In einem gediegenen Geschäft wird ein junger Mensch (p. G.) von ehrbarer Familie gesucht. Bedingungen sind: Ehrlichkeit, gutes moralisches Betragen, und nicht unter fünfzehn Jahren. Bei Lust und Liebe zum Geschäft Aussicht auf Gehalt. Anständige Behandlung zugesichert. Bewerber wollen sich mit frankierten und selbstgeschriebenen Briefen unter dem Motto »Handel« melden bei dem Buch- und Kunsthändler E. Maaskamp, Nieuwendyk beim Dam zu Amsterdam, wo zu haben ist ...«

Was für Kunstprodukte zu jener Zeit bei Maaskamp von der Presse kamen, weiß ich nicht mehr.
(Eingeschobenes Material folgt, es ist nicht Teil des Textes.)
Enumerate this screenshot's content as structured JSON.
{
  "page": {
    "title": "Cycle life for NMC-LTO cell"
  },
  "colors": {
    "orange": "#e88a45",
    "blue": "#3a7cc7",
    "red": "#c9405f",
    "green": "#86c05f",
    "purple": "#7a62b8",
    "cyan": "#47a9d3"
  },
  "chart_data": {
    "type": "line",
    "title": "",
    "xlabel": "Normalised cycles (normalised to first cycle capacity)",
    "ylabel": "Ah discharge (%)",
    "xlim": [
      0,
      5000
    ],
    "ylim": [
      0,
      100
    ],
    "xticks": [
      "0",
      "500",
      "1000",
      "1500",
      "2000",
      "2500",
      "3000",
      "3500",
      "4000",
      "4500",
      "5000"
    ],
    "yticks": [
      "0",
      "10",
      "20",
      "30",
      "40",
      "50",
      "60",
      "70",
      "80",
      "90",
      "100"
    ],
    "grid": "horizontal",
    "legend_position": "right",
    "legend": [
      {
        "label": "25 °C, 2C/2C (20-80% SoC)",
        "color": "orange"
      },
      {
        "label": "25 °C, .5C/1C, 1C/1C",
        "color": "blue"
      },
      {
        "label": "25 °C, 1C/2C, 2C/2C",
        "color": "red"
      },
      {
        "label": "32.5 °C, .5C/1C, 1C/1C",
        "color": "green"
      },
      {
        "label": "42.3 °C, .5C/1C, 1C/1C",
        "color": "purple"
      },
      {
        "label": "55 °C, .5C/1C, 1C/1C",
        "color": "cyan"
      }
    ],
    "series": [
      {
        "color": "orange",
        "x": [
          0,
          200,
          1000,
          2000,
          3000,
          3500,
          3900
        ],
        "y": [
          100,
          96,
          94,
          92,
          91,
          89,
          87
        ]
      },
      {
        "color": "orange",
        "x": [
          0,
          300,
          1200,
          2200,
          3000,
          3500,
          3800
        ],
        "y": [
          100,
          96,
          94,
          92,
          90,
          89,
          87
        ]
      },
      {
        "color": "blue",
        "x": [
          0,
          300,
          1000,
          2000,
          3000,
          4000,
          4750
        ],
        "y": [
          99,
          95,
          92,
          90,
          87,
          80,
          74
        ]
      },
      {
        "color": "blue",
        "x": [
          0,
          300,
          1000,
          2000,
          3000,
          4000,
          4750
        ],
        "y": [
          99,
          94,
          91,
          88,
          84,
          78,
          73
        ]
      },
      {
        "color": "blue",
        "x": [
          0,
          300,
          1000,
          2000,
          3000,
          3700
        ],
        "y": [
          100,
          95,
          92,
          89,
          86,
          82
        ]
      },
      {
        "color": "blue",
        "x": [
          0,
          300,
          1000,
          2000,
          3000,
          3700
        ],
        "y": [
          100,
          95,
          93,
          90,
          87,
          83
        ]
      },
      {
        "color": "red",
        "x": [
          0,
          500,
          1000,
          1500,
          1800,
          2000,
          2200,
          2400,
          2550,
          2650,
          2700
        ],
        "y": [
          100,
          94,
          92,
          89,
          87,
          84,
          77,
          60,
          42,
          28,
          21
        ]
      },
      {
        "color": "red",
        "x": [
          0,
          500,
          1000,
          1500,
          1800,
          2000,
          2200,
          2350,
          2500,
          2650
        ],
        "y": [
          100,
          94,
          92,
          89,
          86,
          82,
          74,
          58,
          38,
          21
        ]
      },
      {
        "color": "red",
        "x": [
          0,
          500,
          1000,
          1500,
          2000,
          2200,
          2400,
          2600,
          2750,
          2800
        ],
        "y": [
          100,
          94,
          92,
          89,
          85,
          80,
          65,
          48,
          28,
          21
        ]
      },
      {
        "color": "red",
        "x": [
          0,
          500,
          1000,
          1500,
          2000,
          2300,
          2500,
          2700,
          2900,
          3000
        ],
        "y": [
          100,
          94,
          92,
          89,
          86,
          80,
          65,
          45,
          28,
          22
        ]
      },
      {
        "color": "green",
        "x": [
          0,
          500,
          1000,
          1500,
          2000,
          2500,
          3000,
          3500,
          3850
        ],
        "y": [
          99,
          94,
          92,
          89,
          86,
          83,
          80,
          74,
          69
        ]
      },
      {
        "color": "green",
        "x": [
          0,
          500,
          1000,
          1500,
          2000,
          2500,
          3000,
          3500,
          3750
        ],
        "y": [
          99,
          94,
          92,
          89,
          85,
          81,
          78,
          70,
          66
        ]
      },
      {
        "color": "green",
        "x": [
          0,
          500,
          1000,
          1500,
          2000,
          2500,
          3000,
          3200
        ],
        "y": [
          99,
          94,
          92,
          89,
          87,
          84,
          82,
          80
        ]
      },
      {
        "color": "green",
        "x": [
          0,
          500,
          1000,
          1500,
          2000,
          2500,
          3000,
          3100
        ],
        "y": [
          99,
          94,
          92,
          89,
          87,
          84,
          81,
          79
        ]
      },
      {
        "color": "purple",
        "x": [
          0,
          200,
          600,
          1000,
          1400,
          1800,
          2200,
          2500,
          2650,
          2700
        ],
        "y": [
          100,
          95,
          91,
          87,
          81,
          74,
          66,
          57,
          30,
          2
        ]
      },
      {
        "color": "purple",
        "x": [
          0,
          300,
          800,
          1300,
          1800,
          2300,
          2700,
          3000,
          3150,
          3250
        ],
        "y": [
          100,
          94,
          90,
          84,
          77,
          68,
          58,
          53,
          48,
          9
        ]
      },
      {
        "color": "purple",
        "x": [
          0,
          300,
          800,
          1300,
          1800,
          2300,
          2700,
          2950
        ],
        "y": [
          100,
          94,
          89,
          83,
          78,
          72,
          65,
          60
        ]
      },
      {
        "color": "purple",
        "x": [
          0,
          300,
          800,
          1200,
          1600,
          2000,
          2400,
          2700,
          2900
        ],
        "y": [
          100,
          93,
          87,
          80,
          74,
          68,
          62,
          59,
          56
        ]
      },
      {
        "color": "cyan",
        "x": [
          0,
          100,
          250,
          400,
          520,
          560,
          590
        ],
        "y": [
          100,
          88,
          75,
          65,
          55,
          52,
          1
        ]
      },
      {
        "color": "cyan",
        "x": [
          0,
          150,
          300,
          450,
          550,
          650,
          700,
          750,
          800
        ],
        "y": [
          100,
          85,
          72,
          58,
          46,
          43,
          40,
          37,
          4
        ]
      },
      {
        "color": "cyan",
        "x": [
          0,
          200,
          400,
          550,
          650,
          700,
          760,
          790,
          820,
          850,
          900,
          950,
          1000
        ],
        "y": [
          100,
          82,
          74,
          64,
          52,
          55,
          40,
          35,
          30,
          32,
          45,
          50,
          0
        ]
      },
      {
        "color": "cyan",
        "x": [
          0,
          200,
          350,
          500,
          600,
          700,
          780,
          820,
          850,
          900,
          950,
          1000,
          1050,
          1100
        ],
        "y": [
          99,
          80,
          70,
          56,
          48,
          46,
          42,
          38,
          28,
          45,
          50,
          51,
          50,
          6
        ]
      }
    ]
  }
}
Ich will auch darüber keine Vermutungen äußern, um den Leser nicht in chronologische Schwierigkeiten, betreffend den Zeitpunkt der Geschichte, zu verwickeln. Ich will mich an so etwas nicht binden. Wenn es mir, um Walthers Geschichte zu schreiben, in den Sinn kommen sollte, die Republik nach Ludwig und Willem I. vor die Republik zu setzen, ich würde es ohne Gewissensbeschwerden thun.

Auch das »p. G.« in jener Anzeige macht mir keine Sorge. Ich weiß wohl, daß der »protestantische Glaube« als Bedingung für Dienstmädchen, Hausdiener und Lehrjungen erst nach der Blütezeit der Maaskampschen Bilderbogen eingeführt ist. Aber ich dekretiere kraft meiner poetischen Allmacht, daß das »p. G.« wirklich in der Anzeige stand, die das Interesse der Familie Pieterse in hohem Maße in Anspruch nahm.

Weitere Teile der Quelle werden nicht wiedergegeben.